On day one, that’s what Col. Fred Cherry life science teacher Jennifer Patgorski stresses to students — they will get to do some kind of hands-on learning in every class.
The division is also looking at accelerated learning, a way to keep moving with new concepts while trying to recover things they might not have learned in the previous grade in virtual learning. It has plans for Saturday school options starting in October.
“We’re going to do whatever we can to give our kids as much support, enrichment and remediation as possible,” Gordon said.
Having seen higher rates of virus transmission in other school divisions, Gordon is keen on wanting people to understand what it will take to keep schools open for in-person instruction. He said it has desk dividers that it can use if needed, and the division is looking at other accommodations for students in special circumstances. He said it was by following the division’s plan that it did not have any outbreaks last year when students returned to school in the spring.

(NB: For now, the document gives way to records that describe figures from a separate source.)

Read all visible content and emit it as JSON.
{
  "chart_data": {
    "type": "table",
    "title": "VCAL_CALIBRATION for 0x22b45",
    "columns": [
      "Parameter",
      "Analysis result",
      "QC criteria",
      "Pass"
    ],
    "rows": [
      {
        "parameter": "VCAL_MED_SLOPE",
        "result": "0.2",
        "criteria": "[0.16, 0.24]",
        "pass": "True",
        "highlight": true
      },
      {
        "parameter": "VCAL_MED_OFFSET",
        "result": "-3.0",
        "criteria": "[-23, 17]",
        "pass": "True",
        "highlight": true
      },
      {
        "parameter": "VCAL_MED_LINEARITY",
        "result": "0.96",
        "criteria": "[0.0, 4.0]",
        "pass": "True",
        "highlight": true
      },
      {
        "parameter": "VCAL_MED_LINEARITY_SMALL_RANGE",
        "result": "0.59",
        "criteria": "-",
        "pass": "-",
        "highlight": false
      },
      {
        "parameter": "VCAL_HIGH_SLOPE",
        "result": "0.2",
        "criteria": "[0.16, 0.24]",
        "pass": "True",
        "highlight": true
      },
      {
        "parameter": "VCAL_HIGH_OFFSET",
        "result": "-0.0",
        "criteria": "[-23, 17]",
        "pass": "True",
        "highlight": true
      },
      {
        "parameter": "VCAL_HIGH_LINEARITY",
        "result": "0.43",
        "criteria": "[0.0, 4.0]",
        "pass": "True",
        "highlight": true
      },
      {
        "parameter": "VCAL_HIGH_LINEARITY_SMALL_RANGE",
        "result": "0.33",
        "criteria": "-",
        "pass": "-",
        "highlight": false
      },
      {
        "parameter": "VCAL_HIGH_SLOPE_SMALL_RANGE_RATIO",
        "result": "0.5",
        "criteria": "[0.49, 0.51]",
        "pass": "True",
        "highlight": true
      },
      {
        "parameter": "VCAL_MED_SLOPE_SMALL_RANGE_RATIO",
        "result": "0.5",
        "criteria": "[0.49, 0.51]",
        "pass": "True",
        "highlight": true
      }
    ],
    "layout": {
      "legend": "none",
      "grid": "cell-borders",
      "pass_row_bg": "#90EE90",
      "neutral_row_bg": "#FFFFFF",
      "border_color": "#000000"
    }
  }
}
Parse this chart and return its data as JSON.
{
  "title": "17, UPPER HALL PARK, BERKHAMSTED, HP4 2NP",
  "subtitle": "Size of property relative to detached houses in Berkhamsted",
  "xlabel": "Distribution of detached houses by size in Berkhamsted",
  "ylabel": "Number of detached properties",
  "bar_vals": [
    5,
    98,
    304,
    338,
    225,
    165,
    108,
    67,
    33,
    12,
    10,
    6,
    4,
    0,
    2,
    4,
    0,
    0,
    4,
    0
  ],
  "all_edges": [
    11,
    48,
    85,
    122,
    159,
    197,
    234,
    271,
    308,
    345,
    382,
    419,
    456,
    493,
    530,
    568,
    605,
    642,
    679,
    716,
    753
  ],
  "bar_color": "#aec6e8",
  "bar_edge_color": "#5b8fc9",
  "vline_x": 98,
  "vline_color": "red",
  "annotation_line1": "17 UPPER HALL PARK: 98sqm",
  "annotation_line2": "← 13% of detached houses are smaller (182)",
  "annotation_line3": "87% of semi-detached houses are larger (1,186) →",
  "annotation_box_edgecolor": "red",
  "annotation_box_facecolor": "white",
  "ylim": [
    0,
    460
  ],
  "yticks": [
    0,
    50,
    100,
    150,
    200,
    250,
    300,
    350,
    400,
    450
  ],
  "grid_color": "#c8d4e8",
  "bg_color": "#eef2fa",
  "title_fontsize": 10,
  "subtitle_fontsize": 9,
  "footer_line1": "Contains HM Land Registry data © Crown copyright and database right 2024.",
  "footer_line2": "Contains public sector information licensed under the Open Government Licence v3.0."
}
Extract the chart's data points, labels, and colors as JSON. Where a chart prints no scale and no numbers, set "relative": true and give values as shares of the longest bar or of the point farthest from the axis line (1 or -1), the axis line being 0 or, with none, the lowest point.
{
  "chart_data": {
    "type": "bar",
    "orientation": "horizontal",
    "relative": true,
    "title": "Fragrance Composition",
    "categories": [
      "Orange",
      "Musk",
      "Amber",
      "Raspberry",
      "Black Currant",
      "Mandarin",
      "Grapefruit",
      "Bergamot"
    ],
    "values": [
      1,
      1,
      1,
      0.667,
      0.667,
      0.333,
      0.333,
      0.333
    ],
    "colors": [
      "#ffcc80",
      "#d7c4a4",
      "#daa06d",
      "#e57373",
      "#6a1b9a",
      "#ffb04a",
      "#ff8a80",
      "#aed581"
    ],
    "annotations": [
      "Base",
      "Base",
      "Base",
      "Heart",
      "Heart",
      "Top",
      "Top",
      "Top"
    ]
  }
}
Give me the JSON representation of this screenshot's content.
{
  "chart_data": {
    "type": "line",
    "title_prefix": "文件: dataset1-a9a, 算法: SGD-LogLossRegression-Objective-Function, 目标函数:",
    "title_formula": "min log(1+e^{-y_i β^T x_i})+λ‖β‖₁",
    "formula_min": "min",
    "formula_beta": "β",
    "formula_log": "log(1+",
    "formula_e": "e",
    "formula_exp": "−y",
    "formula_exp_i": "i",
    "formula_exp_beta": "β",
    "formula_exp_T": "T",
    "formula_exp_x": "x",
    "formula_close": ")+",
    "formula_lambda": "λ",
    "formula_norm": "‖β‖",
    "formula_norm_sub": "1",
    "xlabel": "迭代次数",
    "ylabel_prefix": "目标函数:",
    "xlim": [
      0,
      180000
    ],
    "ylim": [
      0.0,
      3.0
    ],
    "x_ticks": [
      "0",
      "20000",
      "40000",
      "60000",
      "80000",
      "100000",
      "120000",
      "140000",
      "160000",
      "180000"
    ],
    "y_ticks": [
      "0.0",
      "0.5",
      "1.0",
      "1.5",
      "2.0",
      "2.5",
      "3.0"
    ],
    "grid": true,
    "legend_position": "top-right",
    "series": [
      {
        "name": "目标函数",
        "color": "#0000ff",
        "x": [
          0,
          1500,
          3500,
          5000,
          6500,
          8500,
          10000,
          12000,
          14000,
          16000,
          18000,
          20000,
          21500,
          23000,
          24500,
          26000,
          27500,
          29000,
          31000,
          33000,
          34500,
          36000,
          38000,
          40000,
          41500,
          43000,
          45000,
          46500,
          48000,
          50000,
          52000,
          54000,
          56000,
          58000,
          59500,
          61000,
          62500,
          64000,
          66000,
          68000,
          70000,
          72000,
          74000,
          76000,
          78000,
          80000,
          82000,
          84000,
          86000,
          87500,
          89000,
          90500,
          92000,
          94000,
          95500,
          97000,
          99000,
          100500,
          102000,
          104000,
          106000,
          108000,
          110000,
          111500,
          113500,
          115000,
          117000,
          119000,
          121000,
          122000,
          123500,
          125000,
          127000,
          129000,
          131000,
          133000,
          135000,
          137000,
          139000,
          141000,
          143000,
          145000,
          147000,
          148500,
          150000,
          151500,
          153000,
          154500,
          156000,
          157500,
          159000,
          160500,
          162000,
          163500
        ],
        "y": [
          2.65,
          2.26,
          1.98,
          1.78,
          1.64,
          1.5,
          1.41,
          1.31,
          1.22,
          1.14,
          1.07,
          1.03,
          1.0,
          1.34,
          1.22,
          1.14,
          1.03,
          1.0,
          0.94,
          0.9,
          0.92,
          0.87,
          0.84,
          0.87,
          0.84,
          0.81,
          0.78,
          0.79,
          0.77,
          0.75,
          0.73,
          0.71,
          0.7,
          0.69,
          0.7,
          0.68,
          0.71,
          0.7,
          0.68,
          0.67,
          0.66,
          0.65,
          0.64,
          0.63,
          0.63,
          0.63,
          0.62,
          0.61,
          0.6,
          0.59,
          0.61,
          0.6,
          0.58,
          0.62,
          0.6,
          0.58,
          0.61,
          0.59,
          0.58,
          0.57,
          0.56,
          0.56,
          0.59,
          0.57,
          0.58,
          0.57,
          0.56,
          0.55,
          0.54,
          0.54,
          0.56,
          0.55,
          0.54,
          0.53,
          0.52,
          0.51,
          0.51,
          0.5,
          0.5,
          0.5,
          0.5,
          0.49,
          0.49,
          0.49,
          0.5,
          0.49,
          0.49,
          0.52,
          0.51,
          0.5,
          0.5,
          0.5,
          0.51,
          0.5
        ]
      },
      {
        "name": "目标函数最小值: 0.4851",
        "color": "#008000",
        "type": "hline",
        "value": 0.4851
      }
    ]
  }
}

Though students in several schools gave mixed reactions on how they felt about being in class again when asked, teachers and other staff worked to encourage them.
The division’s roughly 2,300 employees, Gordon said, are ready to work, and he called for 100% effort from students over the next 180 days of school as they navigate student and staff anxieties while — as it said on the door of a class at King’s Fork Middle — it’s time to “restart reimagining our potential.” But everyone, he said, has to buy in, and that starts with the measures to keep everyone safe and healthy.
“If you really want your kids to be face-to-face, you’ve got to follow our safety plan,” Gordon said. “I mean, there is no cutting corners. There is no, ‘well, my rights are being violated.’ I don’t really have a lot of patience for that because you’ve got to think more about other students. It’s not just about your kid. … It would be the same way if another kid affected your kid.”